On Friday, a friend texted at 4pm asking if I wanted to grab the family and meet him and his family at a brewery. It was 70 degrees and it was a no brainer - we were at the Nod Hill by 4:15. It was also the first time anyone had invited me anywhere during what I’d call “working hours” since, maybe, October.

The spring and summer will demand more of your time than winter and that’s a good thing. But, we’ve still got to figure out how to prioritize your startup. One of the most successful founders to ever come through Tacklebox has an ethos that’ll work. He willingly shares it with anyone who asks how to start a startup while you’ve got another job:

“Make it fun. If it isn’t fun, you won’t do it. You have enough not-fun things in your life that you have to do. If your startup is a not fun thing in your life you don’t have to do, you’ll never do it.”

It’s incredible yet theoretically obvious advice - if you enjoy working on your startup, you’ll do it more. But, few people take making their startup “fun” seriously.

I’ve thought about it a lot and have some ideas and things that have worked. Here are three:

  1. De-atomize it. I’ve written about the de-atomized life and how much happier people who live that way are. The cliff notes is that we all, at some point, decided that stripping away anything that is “non-essential” leads to better outcomes. So, instead of going on a 2-hour bike ride with friends, you do a 20-minute peloton class at 5am. You lose all the benefits of interacting with people and being outside and plotting a course, and you gain Alex Touissant screaming at you and a leaderboard. Atomized things are usually easier to measure, but that doesn’t always mean they’re better.

So, de-atomize your startup work to make it fun. Get a group of people you’ll work on ideas with, create a Slack channel where you post updates, join a biking club for people working on startups - whatever you can do to latch something you enjoy onto the work of starting a business.
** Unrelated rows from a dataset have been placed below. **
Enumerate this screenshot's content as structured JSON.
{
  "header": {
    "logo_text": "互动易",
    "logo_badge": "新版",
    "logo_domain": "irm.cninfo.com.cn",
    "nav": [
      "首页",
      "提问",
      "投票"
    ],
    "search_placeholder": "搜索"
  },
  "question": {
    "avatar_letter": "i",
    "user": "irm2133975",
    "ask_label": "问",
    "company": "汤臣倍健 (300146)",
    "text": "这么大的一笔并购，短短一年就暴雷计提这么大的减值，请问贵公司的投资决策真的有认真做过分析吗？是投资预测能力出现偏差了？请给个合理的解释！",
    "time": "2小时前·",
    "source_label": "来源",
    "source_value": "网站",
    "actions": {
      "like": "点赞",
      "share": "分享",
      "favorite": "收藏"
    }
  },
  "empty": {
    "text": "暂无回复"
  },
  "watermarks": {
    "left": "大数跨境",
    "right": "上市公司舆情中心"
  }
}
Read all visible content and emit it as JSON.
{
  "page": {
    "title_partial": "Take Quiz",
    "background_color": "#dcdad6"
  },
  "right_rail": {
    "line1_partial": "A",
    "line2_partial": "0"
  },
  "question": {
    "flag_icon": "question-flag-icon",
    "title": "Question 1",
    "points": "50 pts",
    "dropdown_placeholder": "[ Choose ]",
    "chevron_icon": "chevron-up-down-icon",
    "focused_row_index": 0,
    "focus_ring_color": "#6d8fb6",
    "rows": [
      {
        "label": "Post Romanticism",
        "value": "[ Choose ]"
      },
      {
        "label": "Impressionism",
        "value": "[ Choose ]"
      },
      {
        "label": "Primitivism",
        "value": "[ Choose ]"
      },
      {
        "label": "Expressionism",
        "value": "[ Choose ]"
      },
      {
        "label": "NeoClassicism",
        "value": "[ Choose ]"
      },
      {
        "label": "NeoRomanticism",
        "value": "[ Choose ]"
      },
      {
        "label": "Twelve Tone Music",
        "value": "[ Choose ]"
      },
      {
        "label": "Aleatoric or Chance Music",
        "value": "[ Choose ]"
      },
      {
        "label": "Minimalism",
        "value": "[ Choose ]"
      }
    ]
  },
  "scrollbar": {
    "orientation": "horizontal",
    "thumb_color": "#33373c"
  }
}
You’re all Tacklebox members, so, you’ve got members sitting here who you could work with more closely.

Sitting in your basement alone writing cold emails while everyone sleeps isn’t fun or sustainable. Meeting with a group Sundays at a coffee shop to talk startups then work for an hour is. Is it the most efficient way to get 25 emails sent? No. But will the interaction make sure you’re thinking about your startup more, and will other people help those 25 emails get 10x better? Almost certainly.

  1. Make something you enjoy part of your business. I love writing. I do it for fun. When my wife takes the little guy and Rubes for a walk on a Saturday I get excited and break out my freewrite and just get something out. So, a few years back, I decided I wanted that to be a part of my startup.
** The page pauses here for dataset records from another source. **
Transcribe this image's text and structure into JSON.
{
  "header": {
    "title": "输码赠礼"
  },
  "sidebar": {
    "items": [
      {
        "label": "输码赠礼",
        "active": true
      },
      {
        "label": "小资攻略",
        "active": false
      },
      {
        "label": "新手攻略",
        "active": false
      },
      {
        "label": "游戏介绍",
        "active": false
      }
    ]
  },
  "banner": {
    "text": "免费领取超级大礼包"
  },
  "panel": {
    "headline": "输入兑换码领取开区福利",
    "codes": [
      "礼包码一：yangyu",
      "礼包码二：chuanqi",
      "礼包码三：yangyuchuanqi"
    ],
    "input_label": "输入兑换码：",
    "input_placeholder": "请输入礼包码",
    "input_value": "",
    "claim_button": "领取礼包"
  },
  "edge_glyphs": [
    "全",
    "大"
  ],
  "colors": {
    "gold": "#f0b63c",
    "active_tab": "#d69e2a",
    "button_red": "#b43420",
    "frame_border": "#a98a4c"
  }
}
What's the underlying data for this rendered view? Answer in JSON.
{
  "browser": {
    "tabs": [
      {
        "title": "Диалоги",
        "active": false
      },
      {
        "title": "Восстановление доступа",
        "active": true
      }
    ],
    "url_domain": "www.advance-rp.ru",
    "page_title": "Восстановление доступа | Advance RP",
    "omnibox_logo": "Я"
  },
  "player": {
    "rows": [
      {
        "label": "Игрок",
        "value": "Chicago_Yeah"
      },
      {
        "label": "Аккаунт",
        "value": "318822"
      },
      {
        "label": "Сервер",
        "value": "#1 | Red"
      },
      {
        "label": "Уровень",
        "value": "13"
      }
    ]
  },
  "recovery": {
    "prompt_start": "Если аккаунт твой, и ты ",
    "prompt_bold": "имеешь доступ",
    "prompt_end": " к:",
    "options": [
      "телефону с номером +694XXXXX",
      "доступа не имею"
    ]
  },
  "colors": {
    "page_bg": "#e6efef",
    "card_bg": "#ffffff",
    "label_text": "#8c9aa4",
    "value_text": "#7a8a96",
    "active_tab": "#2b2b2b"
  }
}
What do you love doing? How can you smush that together with your startup?

Love to run? Building a SaaS tool? How can you combine those two?

  1. Embrace Reprogramming AKA prioritize and recognize type-2 fun. We’re buffalo, remember? We run towards the storm. Every time you’re dreading work - cold emails, cold calls, whatever - acknowledge that feeling and reprogram yourself to get excited by it. Discomfort nearly always equals growth. And discomfort is your differentiator - 99% of people run from discomfort. If you lean into it, your work will be differentiated. Reprogram in the moment, reflect to have type-2 fun.

Fun things are more likely to get done than not fun things. So, make your startup fun.